Patel Jay, Ries Michael D, Bozic Kevin J
Department of Orthopaedic Surgery, University of California, Irvine, Orange, California, USA.
Instr Course Lect. 2008;57:283-94.
Extensor mechanism complications after total knee arthroplasty are relatively uncommon but potentially devastating.
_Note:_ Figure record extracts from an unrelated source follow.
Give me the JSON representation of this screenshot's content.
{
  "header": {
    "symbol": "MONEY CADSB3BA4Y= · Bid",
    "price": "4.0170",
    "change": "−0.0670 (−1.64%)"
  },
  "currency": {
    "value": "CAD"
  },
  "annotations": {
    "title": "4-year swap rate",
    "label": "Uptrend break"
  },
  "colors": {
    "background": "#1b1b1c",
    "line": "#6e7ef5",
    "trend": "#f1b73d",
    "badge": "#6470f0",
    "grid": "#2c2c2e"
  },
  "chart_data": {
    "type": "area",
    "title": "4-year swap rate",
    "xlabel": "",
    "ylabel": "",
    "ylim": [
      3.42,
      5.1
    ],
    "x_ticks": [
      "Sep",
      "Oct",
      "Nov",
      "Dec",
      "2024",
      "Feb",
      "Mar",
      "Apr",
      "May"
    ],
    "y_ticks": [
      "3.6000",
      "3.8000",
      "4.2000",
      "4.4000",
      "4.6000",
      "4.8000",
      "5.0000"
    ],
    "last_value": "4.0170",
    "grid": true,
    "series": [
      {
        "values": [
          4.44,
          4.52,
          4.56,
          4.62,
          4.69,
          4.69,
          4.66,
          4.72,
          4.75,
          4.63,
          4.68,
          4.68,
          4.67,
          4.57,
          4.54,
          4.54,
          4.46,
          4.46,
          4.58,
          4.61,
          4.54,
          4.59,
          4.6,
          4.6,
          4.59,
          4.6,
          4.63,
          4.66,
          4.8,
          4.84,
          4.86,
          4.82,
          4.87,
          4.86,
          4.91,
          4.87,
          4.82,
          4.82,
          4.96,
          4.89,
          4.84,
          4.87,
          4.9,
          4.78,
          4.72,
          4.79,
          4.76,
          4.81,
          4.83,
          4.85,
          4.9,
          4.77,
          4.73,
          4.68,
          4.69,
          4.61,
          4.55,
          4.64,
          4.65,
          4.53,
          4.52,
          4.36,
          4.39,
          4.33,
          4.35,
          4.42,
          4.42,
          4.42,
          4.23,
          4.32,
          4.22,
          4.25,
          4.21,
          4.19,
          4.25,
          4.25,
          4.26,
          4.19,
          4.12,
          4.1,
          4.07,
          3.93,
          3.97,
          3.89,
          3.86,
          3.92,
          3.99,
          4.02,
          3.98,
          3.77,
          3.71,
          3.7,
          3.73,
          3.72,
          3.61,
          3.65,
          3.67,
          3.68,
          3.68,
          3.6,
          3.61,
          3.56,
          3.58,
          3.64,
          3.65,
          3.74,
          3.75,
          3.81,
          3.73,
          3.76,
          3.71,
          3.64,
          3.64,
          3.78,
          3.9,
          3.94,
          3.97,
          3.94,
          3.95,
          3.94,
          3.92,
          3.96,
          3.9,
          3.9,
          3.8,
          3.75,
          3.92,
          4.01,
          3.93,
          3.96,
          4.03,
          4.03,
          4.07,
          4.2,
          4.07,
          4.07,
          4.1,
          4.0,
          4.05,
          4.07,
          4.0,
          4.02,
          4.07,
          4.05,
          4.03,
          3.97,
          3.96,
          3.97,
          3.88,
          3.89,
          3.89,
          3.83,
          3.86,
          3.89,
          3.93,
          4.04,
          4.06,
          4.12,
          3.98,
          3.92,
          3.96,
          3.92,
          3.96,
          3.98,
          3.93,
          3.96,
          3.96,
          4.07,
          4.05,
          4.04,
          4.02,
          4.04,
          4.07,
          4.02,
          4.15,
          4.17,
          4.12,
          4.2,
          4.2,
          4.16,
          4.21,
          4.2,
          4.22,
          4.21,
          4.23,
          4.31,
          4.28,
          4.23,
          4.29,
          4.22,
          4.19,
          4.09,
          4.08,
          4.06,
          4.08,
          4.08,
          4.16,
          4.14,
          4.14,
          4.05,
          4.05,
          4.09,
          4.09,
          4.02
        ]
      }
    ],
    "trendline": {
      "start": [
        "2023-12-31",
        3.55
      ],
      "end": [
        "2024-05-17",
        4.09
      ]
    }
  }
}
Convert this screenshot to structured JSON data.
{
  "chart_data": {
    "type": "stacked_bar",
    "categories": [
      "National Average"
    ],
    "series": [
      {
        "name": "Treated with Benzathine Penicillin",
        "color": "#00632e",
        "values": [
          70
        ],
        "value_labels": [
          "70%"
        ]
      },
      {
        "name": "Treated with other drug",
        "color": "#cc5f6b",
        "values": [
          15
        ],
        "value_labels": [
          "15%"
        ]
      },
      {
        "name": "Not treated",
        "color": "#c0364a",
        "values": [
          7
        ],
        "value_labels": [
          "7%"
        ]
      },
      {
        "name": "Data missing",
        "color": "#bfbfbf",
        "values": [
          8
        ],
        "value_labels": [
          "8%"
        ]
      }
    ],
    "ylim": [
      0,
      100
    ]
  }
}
The etiology of these complications, which includes patellofemoral instability, periprosthetic patellar fracture, and disruptions of the quadriceps tendon and patellar ligament, has become better defined in recent years, with a subsequent decrease in the incidence, primarily resulting from changes in surgical technique and component design. In addition to addressing the patient's specific failure mechanism, the treatment of extensor mechanism complications after total knee arthroplasty may include nonsurgical management, primary repair, or reconstruction with autogenous, allogeneic, or synthetic tissue. Prevention of these complications, the foremost goal, is achieved through identification of patient and procedure risk factors, meticulous surgical technique, including vigilance during exposure and retractor placement, and a high index of suspicion both during and after the procedure.
全膝关节置换术后伸肌机制并发症相对少见,但可能具有毁灭性。这些并发症的病因,包括髌股关节不稳定、假体周围髌骨骨折以及股四头肌腱和髌韧带断裂,近年来已得到更明确的界定,其发生率随后有所下降,这主要归因于手术技术和假体设计的改变。除了针对患者特定的失败机制外,全膝关节置换术后伸肌机制并发症的治疗可能包括非手术治疗、一期修复或使用自体、异体或合成组织进行重建。预防这些并发症是首要目标,可通过识别患者和手术风险因素、采用细致的手术技术(包括在暴露和放置牵开器时保持警惕)以及在手术期间和术后保持高度怀疑来实现。